Mas o relacionamento já estava abalado.
As promessas da China de ajudar seu antes melhor parceiro na América Latina a reavivar suas indústrias de petróleo e energia elétrica não foram cumpridas. Falhas e apagões de energia continuam sendo constantes na Venezuela, enquanto a indústria do petróleo trabalha com 30% da capacidade e a PDVSA estima que serão necessários US$ 58 bilhões para retomar os níveis de produção de 1998, conforme relatado pela Reuters em maio de 2021.
Preenchendo o vácuo
Outros países preencheram o vácuo deixado pela China, como o Irã, que assinou vários acordos de cooperação na área de energia, embora não tenha a força financeira de Pequim.
A diferença entre as relações da Venezuela com a China e seus laços com o Irã é que este último tem mais experiência em operar sob sanções, disse o consultor de energia José González.
"A China agora tem empresas operando em todas as partes da América Latina, inclusive nos Estados Unidos. A China não vê mais a Venezuela como a grande oportunidade; seus investimentos no país não renderam o esperado", afirmou. "A China vê um país instável, sem garantias, e também teme que as sanções cheguem até ele."

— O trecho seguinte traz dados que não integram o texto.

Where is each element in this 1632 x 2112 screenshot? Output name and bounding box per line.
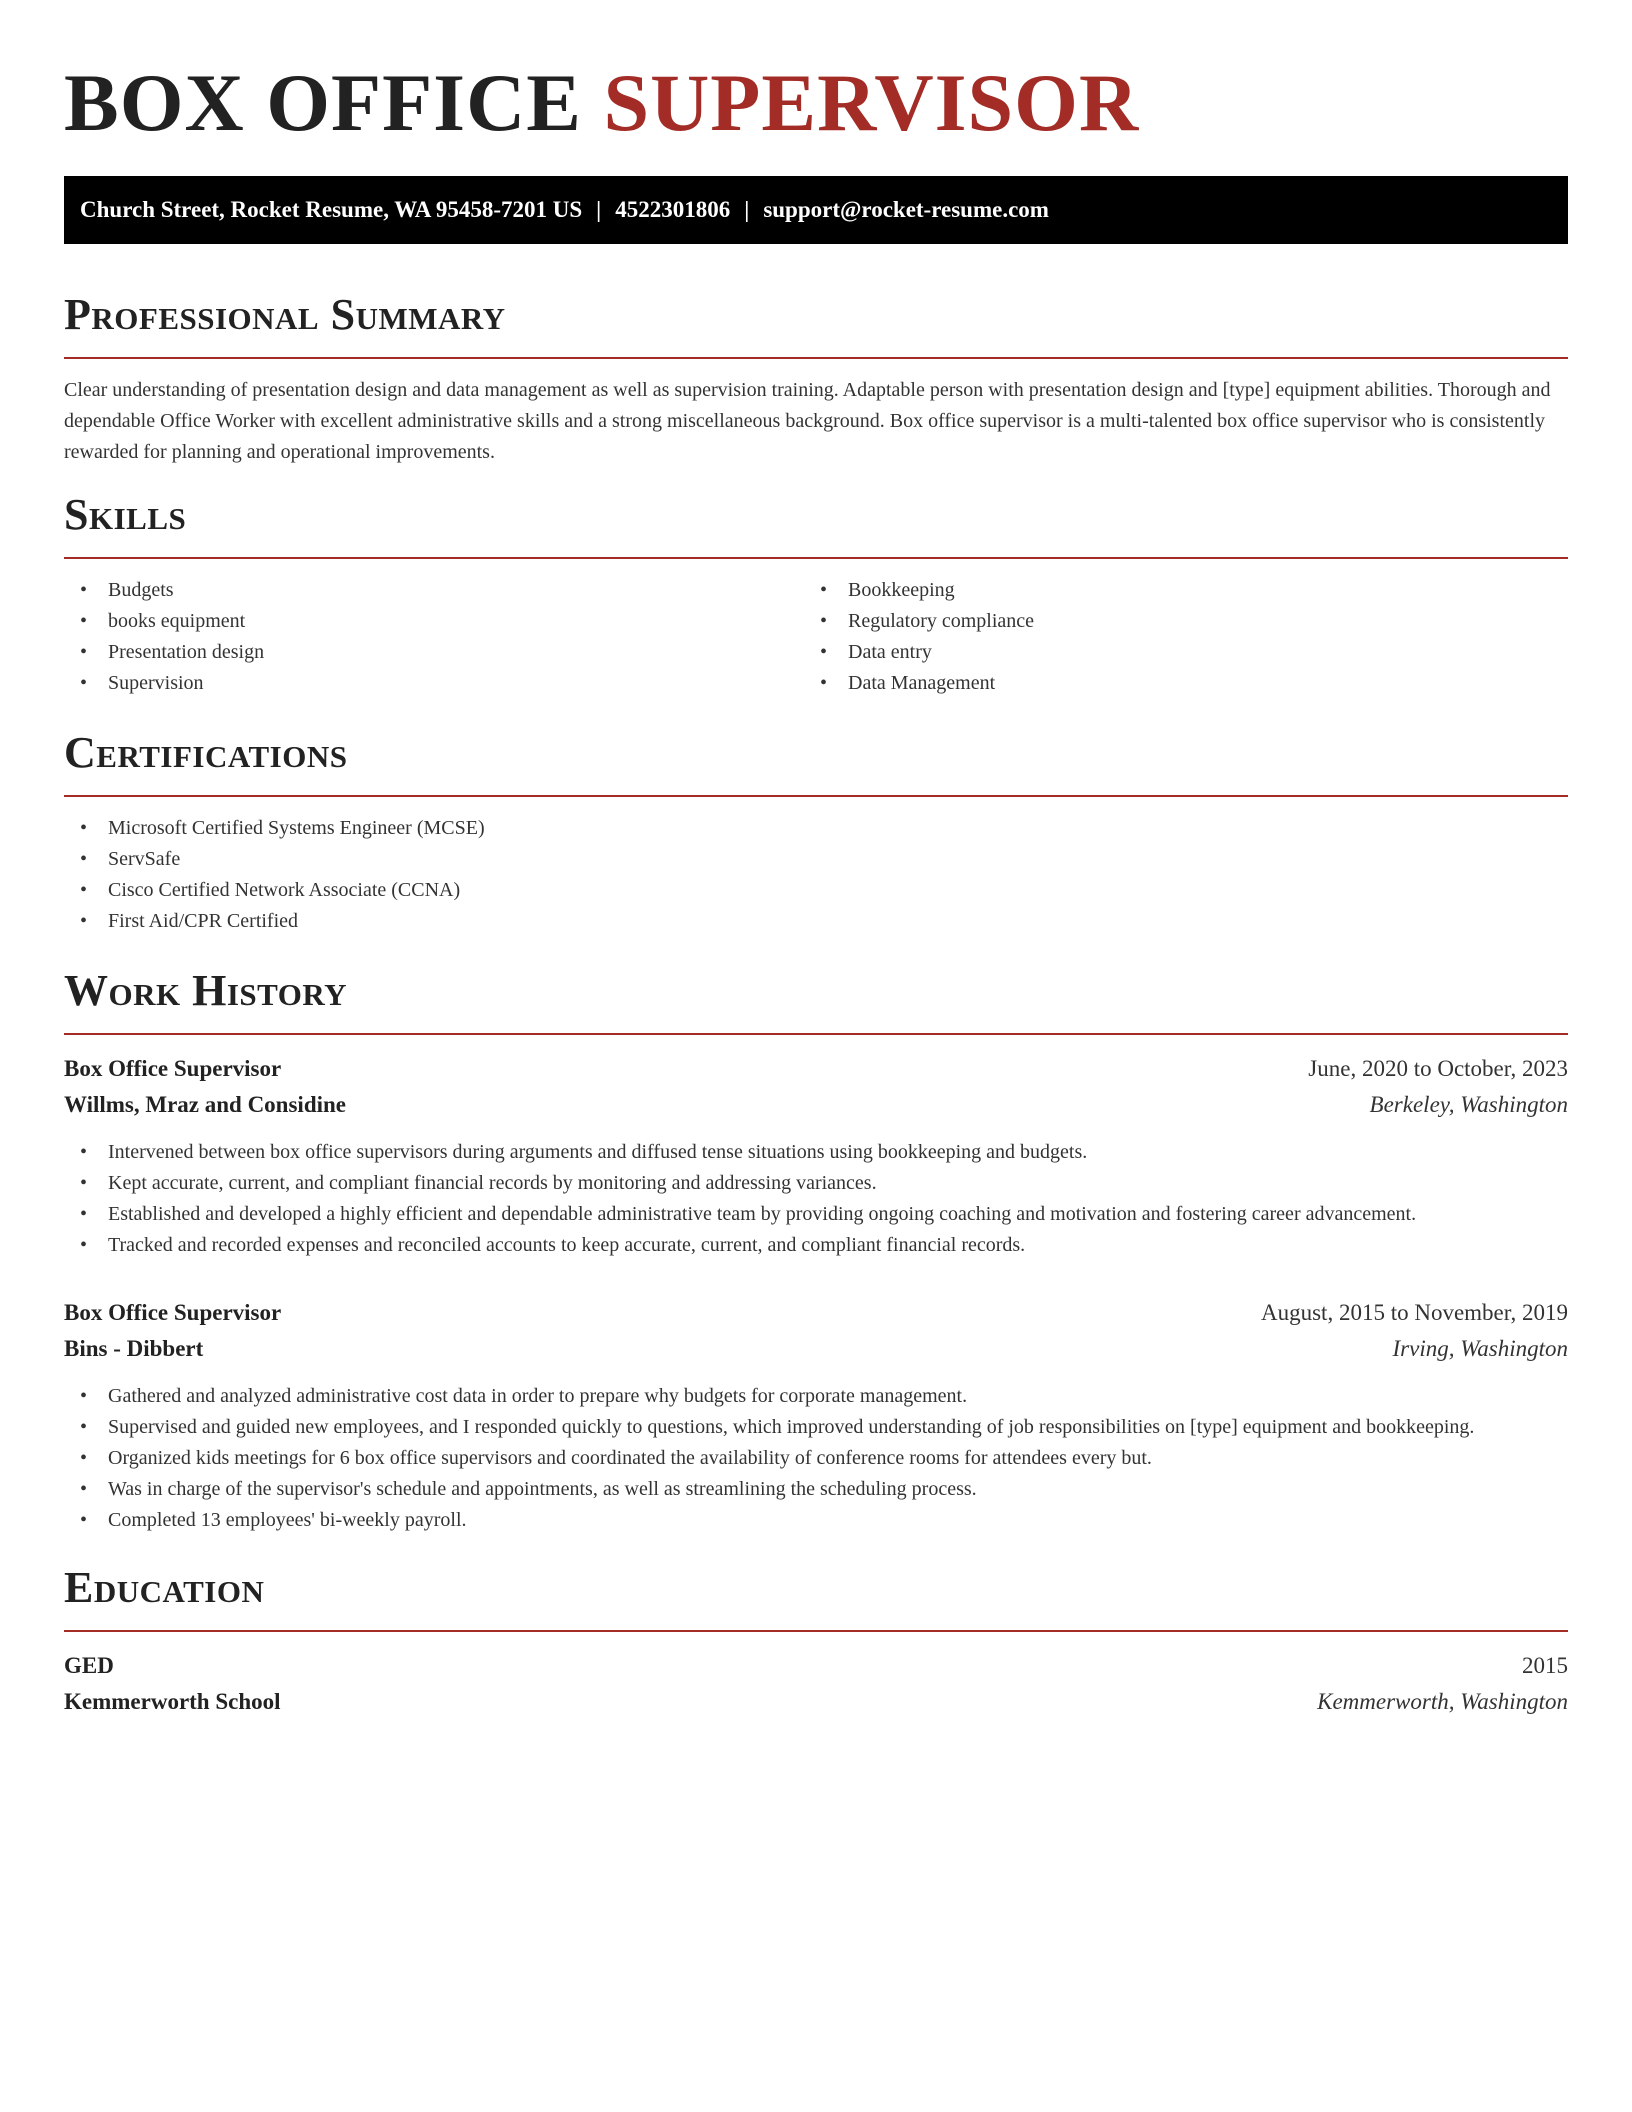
job-entry: [64, 1051, 1568, 1261]
skill-item: • books equipment: [64, 606, 804, 637]
job-bullets: [64, 1381, 1568, 1536]
certifications-section: [64, 727, 1568, 937]
job-location: Irving, Washington: [1392, 1336, 1568, 1361]
job-bullet: • Tracked and recorded expenses and reconciled accounts to keep accurate, current, and compliant financial records.: [64, 1230, 1568, 1261]
section-title-skills: Skills: [64, 490, 187, 539]
job-position: Box Office Supervisor: [64, 1056, 282, 1081]
job-bullet: • Organized kids meetings for 6 box office supervisors and coordinated the availability of conference rooms for attendees every but.: [64, 1443, 1568, 1474]
section-divider: [64, 1630, 1568, 1632]
skills-section: [64, 489, 1568, 699]
certification-item: • Microsoft Certified Systems Engineer (MCSE): [64, 813, 1568, 844]
certification-item: • Cisco Certified Network Associate (CCNA): [64, 875, 1568, 906]
contact-separator: |: [596, 197, 602, 222]
summary-section: [64, 289, 1568, 468]
education-section: [64, 1562, 1568, 1720]
section-divider: [64, 357, 1568, 359]
job-bullet: • Was in charge of the supervisor's schedule and appointments, as well as streamlining the scheduling process.: [64, 1474, 1568, 1505]
skill-item: • Data entry: [804, 637, 1544, 668]
resume-name: [64, 58, 1568, 148]
section-title-certifications: Certifications: [64, 728, 348, 777]
job-entry: [64, 1295, 1568, 1536]
job-header-row: [64, 1051, 1568, 1087]
work-history-section: [64, 965, 1568, 1536]
job-header-row: [64, 1295, 1568, 1331]
job-bullets: [64, 1137, 1568, 1261]
skills-list-right: [804, 575, 1544, 699]
skill-item: • Regulatory compliance: [804, 606, 1544, 637]
section-title-summary: Professional Summary: [64, 290, 506, 339]
education-header-row: [64, 1648, 1568, 1684]
job-company-row: [64, 1087, 1568, 1123]
skill-item: • Data Management: [804, 668, 1544, 699]
job-bullet: • Gathered and analyzed administrative cost data in order to prepare why budgets for corporate management.: [64, 1381, 1568, 1412]
education-location: Kemmerworth, Washington: [1317, 1689, 1568, 1714]
section-divider: [64, 557, 1568, 559]
skill-item: • Budgets: [64, 575, 804, 606]
job-location: Berkeley, Washington: [1369, 1092, 1568, 1117]
job-company: Willms, Mraz and Considine: [64, 1092, 346, 1117]
job-company: Bins - Dibbert: [64, 1336, 204, 1361]
job-dates: August, 2015 to November, 2019: [1261, 1300, 1568, 1325]
job-dates: June, 2020 to October, 2023: [1308, 1056, 1568, 1081]
skills-list-left: [64, 575, 804, 699]
contact-phone: 4522301806: [615, 197, 731, 222]
job-bullet: • Completed 13 employees' bi-weekly payroll.: [64, 1505, 1568, 1536]
skill-item: • Bookkeeping: [804, 575, 1544, 606]
resume-page: [64, 0, 1568, 1720]
certifications-list: [64, 813, 1568, 937]
section-divider: [64, 1033, 1568, 1035]
job-bullet: • Established and developed a highly efficient and dependable administrative team by providing ongoing coaching and motivation and fostering career advancement.: [64, 1199, 1568, 1230]
contact-address: Church Street, Rocket Resume, WA 95458-7201 US: [80, 197, 583, 222]
name-first: BOX OFFICE: [64, 57, 582, 148]
skill-item: • Presentation design: [64, 637, 804, 668]
contact-email: support@rocket-resume.com: [763, 197, 1049, 222]
name-second: SUPERVISOR: [603, 57, 1140, 148]
skill-item: • Supervision: [64, 668, 804, 699]
section-divider: [64, 795, 1568, 797]
job-bullet: • Supervised and guided new employees, and I responded quickly to questions, which improved understanding of job responsibilities on [type] equipment and bookkeeping.: [64, 1412, 1568, 1443]
certification-item: • First Aid/CPR Certified: [64, 906, 1568, 937]
contact-separator: |: [744, 197, 750, 222]
job-company-row: [64, 1331, 1568, 1367]
education-school: Kemmerworth School: [64, 1689, 281, 1714]
job-bullet: • Kept accurate, current, and compliant financial records by monitoring and addressing variances.: [64, 1168, 1568, 1199]
section-title-education: Education: [64, 1563, 265, 1612]
summary-text: Clear understanding of presentation design and data management as well as supervision training. Adaptable person with presentation design and [type] equipment abilities. Thorough and dependable Office Worker with excellent administrative skills and a strong miscellaneous background. Box office supervisor is a multi-talented box office supervisor who is consistently rewarded for planning and operational improvements.: [64, 379, 1551, 463]
section-title-work-history: Work History: [64, 966, 348, 1015]
education-entry: [64, 1648, 1568, 1720]
education-year: 2015: [1522, 1653, 1568, 1678]
education-school-row: [64, 1684, 1568, 1720]
certification-item: • ServSafe: [64, 844, 1568, 875]
skills-grid: [64, 575, 1568, 699]
contact-bar: [64, 176, 1568, 244]
job-bullet: • Intervened between box office supervisors during arguments and diffused tense situations using bookkeeping and budgets.: [64, 1137, 1568, 1168]
job-position: Box Office Supervisor: [64, 1300, 282, 1325]
education-degree: GED: [64, 1653, 114, 1678]
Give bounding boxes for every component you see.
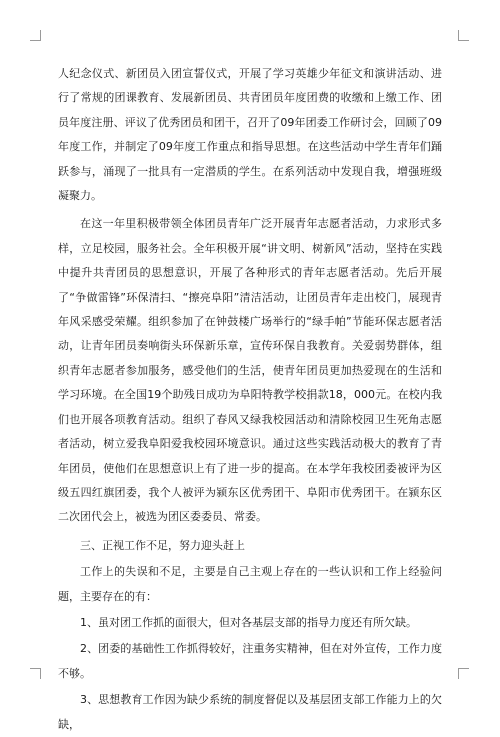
list-item-3: 3、思想教育工作因为缺少系统的制度督促以及基层团支部工作能力上的欠缺， xyxy=(58,693,442,731)
crop-mark-top-left xyxy=(30,30,41,41)
section-heading-shortcomings: 三、正视工作不足，努力迎头赶上 xyxy=(80,538,245,552)
paragraph-continued-activities: 人纪念仪式、新团员入团宣誓仪式，开展了学习英雄少年征文和演讲活动、进行了常规的团课教育、发展新团员、共青团员年度团费的收缴和上缴工作、团员年度注册、评议了优秀团员和团干，召开了09年团委工作研讨会，回顾了09年度工作，并制定了09年度工作重点和指导思想。在这些活动中学生青年们踊跃参与，涌现了一批具有一定潜质的学生。在系列活动中发现自我，增强班级凝聚力。 xyxy=(58,67,442,203)
crop-mark-top-right xyxy=(458,30,469,41)
paragraph-volunteer-activities: 在这一年里积极带领全体团员青年广泛开展青年志愿者活动，力求形式多样，立足校园，服务社会。全年积极开展“讲文明、树新风”活动，坚持在实践中提升共青团员的思想意识，开展了各种形式的青年志愿者活动。先后开展了“争做雷锋”环保清扫、“擦亮阜阳”清洁活动，让团员青年走出校门，展现青年风采感受荣耀。组织参加了在钟鼓楼广场举行的“绿手帕”节能环保志愿者活动，让青年团员奏响街头环保新乐章，宣传环保自我教育。关爱弱势群体，组织青年志愿者参加服务，感受他们的生活，使青年团员更加热爱现在的生活和学习环境。在全国19个助残日成功为阜阳特教学校捐款18，000元。在校内我们也开展各项教育活动。组织了春风又绿我校园活动和清除校园卫生死角志愿者活动，树立爱我阜阳爱我校园环境意识。通过这些实践活动极大的教育了青年团员，使他们在思想意识上有了进一步的提高。在本学年我校团委被评为区级五四红旗团委，我个人被评为颍东区优秀团干、阜阳市优秀团干。在颍东区二次团代会上，被选为团区委委员、常委。 xyxy=(58,217,442,524)
list-item-2: 2、团委的基础性工作抓得较好，注重务实精神，但在对外宣传，工作力度不够。 xyxy=(58,642,442,680)
document-body xyxy=(58,62,442,737)
crop-mark-bottom-left xyxy=(30,668,41,679)
paragraph-shortcomings-intro: 工作上的失误和不足，主要是自己主观上存在的一些认识和工作上经验问题，主要存在的有： xyxy=(58,565,442,603)
list-item-1: 1、虽对团工作抓的面很大，但对各基层支部的指导力度还有所欠缺。 xyxy=(80,615,417,629)
crop-mark-bottom-right xyxy=(458,668,469,679)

"Por outro lado, o Irã vê a Venezuela quase como um igual, com um interesse geopolítico particular. Para isso, Teerã enviou alguns navios com combustível e nafta, mantendo uma presença diplomática consistente, e eles têm mantido sua relação comercial", destacou ele ao Entorno.
O esfriamento das relações com a China obrigou Maduro a buscar novos aliados entre os atores políticos e comerciais mais radicais do planeta, enquanto luta para garantir a permanência dele e do "chavismo" no poder.